Berlin. Die Mehrheit des Berliner SPD-Landesvorstands will die Gespräche mit der Union abbrechen - trotz des Votums von Michael Müller.

Nach Sachsen-Anhalt stellt sich auch der Landesverband der Berliner SPD gegen eine große Koalition. Bei der regulären Vorstandssitzung am Montag stimmten 21 von 29 Mitgliedern für einen Antrag der Berliner Jusos. Darin hatten die Jungsozialen die Ergebnisse der Sondierungen – insbesondere bei den Kernthemen Miete, Infrastruktur und Migration – als nicht ausreichend bezeichnet und die Berliner Delegierten aufgefordert, beim Bundesparteitag kommenden Sonntag gegen die Aufnahme von Koalitionsgesprächen mit CDU und CSU zu stimmen. In Bonn stellt Berlin 23 der bundesweit rund 600 Delegierten, die über eine mögliche Neuauflage der Groko entscheiden.

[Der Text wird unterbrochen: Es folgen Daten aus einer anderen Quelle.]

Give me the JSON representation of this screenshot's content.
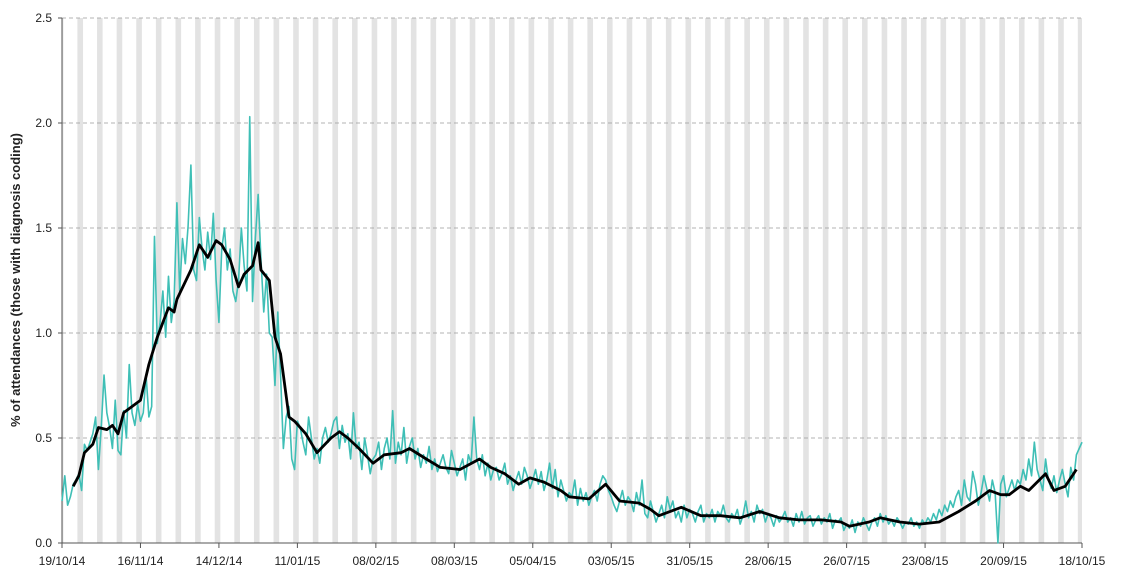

Für einen linken Landesverband wie den in der Hauptstadt ist ein solches Votum nicht überraschend. Dennoch offenbart es das Meinungsgefälle innerhalb der Partei. Landeschef Michael Müller hatte bereits vergangene Woche Zustimmung zu dem Ergebnis der Sondierungen mit CDU und CSU gezeigt und auch Montag betont, dass es eine Diskussionsgrundlage liefere und für Verhandlungen geworben. Doch die Partei folgte ihm nicht. Denn in weiten Teilen gibt es keine Zustimmung für eine dritte Auflage des Regierungsbündnisses.

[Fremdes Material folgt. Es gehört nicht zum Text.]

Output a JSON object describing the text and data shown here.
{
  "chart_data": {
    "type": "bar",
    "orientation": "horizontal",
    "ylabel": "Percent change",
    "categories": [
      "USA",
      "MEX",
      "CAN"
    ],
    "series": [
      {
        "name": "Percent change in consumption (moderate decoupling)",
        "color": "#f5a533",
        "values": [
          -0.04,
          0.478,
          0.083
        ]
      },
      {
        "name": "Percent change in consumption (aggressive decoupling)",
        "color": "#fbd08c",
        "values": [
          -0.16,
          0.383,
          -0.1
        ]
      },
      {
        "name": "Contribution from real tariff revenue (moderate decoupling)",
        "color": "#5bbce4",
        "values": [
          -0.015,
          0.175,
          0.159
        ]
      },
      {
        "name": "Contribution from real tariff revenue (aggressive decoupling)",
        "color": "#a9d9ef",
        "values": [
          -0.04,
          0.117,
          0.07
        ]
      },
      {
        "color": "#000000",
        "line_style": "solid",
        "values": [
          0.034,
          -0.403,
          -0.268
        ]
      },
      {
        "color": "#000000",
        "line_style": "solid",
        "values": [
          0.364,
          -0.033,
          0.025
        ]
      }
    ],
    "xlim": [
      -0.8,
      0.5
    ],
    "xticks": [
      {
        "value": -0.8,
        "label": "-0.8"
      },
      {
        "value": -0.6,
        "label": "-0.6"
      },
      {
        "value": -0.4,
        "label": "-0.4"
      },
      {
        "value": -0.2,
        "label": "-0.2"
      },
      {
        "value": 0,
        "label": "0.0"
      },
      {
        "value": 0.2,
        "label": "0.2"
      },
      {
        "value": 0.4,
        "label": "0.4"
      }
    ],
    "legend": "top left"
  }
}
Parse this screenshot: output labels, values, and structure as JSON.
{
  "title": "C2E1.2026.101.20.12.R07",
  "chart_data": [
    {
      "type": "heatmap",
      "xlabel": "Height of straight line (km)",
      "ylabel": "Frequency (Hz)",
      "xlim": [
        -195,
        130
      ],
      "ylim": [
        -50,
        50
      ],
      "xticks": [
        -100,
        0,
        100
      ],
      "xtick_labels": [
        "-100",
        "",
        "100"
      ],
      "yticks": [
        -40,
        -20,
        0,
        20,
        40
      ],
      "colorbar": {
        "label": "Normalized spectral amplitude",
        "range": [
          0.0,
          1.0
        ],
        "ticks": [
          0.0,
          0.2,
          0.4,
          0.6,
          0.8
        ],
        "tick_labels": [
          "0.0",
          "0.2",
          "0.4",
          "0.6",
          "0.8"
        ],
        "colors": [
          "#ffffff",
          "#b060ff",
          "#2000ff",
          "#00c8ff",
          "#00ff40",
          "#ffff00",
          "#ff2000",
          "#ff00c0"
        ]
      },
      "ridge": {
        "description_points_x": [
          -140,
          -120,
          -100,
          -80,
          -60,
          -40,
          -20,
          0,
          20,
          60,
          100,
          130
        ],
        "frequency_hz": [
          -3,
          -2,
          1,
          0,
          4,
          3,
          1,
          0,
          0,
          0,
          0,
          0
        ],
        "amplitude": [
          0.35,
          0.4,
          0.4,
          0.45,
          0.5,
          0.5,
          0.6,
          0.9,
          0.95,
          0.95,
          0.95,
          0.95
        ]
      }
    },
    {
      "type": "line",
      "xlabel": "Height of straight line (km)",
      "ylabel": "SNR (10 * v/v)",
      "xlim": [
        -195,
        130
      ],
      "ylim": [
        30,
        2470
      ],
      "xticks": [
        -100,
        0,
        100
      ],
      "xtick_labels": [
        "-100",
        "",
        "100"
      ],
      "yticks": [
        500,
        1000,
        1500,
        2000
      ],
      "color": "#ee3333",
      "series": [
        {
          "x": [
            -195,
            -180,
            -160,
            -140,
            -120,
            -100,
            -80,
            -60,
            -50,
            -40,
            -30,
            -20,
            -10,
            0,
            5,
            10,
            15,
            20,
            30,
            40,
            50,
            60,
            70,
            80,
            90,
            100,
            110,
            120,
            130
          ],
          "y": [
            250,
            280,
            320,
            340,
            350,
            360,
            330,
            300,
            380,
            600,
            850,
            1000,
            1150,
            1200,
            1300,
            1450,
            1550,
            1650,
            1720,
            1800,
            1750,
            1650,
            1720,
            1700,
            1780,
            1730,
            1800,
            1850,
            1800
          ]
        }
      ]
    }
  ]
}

Besonders der Umgang der Union mit der SPD schreckt offenbar ab. So hatte CSU-Landesgruppenchef Alexander Dobrindt mit Bezug auf die Abstimmung der SPD Sachsen-Anhalt von einem „Zwergenaufstand“ gesprochen. In manchen Berliner Kreisverbänden soll die Zahl der Mitglieder, die eine erneute Regierungsbildung mit der Union ablehnen, inzwischen bei 80 bis 90 Prozent liegen. Als weiteren Grund werden immer wieder die mangelhaften Sondierungsergebnisse bei den Themen Mieten und Wohnen, Migration, Klimaschutz, Verteilungsgerechtigkeit oder auch die fehlende Bürgerversicherung genannt.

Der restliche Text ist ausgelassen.